Original Article: https://dailycaller.com/2021/10/25/zwolinski-the-child-tax-credit-is-a-pro-family-and-pro-freedom-way-to-help-parents/
Since July of this year, over 30 million families have received monthly cash payments from the Federal government under the Child Tax Credit (CTC).
Now, Congress is debating whether to extend or expand that policy. The CTC is a centerpiece of President Biden’s social policy package, and Democrats mostly support it. But the CTC is not a narrow, partisan policy, and there are good reasons for those with conservative and libertarian values to support it too.
Some may be surprised to learn that the CTC was originally a Republican innovation, championed by former Speaker Newt Gingrich and President Ronald Reagan as a way to give money directly to parents instead of bureaucrats. As Sen. Marco Rubio recently wrote in a letter to the Wall Street Journal, the CTC, in principle, is a “conservative, pro-work, pro-family policy.”
It is also pro-freedom. Unlike a lot of other government programs, the CTC provides financial support directly to families and trusts them with the freedom and the responsibility to use that money as they see fit. They can spend it on rent, on tuition for private school or on groceries. They can even save it away for a rainy day. The point is that with the CTC, it’s parents — the people who know their childrens’ needs best — who get to make the choice.
New research by a team of researchers from Washington University in St. Louis, Appalachian State University, University of North Carolina-Greensboro and the Urban Institute, in partnership with Humanity Forward, demonstrates that when you give parents this freedom, they use it responsibly.
According to the survey, parents reported using the CTC on essential expenditures and savings.
The five top uses of the credit were to save for emergencies, pay for home necessities, pay for necessities for their children, pay for food and contribute to a college fund. Low-income families in particular, who are often the recipients of wasteful welfare programs (if they can navigate them), were actually most likely to report using the credit on essentials for their children.
Conservatives sometimes worry that government handouts create dependency and discourage work. But there is little evidence to support this concern. According to the Humanity Forward research, nearly 94% of parents said that they planned to continue working or work more while receiving the credit. Only 6.4% of parents said they would use the credit to either work less or change jobs, and the vast majority of these respondents were parents of infants or toddlers.

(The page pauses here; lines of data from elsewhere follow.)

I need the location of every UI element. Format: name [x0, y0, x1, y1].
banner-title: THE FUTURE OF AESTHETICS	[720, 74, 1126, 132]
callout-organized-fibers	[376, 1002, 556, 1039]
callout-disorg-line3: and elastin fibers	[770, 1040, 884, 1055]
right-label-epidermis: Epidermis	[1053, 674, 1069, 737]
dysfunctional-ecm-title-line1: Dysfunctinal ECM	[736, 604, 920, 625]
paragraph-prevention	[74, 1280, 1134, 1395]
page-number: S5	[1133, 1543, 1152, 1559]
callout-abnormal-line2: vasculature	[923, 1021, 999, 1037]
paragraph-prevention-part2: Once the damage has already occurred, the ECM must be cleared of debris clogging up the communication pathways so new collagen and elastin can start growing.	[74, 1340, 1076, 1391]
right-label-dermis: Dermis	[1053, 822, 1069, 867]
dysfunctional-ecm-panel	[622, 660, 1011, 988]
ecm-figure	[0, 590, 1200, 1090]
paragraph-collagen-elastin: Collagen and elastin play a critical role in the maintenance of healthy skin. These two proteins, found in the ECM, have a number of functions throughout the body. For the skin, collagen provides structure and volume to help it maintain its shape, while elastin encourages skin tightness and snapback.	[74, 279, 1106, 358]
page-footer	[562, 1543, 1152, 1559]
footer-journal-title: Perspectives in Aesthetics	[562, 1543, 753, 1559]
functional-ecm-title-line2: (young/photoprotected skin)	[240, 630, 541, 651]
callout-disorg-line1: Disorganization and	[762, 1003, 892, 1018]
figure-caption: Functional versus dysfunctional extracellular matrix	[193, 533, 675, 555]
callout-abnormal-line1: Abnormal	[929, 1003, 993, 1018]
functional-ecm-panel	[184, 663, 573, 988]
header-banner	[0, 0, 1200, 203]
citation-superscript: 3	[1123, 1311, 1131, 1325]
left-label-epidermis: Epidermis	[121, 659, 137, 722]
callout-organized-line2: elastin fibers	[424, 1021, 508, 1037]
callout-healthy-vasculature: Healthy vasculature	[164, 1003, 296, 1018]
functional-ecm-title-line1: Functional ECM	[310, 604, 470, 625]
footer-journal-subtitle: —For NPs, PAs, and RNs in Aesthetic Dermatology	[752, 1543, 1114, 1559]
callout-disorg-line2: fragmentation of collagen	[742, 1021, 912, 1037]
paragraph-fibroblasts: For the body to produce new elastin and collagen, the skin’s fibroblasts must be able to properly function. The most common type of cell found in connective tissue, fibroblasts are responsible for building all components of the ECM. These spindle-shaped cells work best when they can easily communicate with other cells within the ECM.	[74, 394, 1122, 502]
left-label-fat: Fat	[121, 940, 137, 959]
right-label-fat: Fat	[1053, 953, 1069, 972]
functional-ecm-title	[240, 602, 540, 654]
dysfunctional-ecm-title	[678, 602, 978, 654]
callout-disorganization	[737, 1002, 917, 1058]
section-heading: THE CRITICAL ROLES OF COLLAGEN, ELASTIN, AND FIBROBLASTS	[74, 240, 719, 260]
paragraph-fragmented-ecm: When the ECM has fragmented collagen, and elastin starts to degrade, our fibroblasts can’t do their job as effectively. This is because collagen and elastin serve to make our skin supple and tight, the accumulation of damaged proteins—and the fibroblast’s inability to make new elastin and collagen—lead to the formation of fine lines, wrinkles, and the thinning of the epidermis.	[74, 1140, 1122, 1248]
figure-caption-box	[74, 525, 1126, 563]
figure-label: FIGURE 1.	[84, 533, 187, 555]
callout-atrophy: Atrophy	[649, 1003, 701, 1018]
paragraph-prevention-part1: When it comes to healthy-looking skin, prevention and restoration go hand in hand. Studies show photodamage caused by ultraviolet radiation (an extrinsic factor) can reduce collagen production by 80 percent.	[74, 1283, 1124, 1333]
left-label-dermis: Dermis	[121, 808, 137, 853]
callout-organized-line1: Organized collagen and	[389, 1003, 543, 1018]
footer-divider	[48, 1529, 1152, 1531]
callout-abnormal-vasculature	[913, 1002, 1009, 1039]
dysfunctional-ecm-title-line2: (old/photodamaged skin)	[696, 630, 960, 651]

In other words, almost nobody is going to drop out of the labor market just because they’re getting an extra few thousand dollars per child, per year from the CTC. And the relatively small number of people who do are almost always going to be married parents who are using the CTC to spend more time at home with young children while their partner works. It’s hard to see how somebody could object to that outcome, from a conservative perspective.
Some conservatives also worry about the cost of the CTC. But the CTC is actually a rock-solid investment that, over time, more than pays for itself.
America currently has one of the highest child poverty rates in the developed world — with 1 in 7 children living under the official poverty line. Providing financial assistance to families with young children has been shown to yield long-term financial benefits. Children who receive assistance get more education, commit fewer crimes, are less likely to use drugs, and have better health. Even if you forget about the fact that these are human beings we’re helping and simply focus on the dollars and cents, the CTC is a fiscally sound policy.
Conservatives and libertarians should not let partisan divides stop them from supporting good public policy, whatever its source. The CTC is pro-work, pro-family, and pro-freedom. If Congress decides to extend it, all of us have reason to celebrate, whatever our political ideology.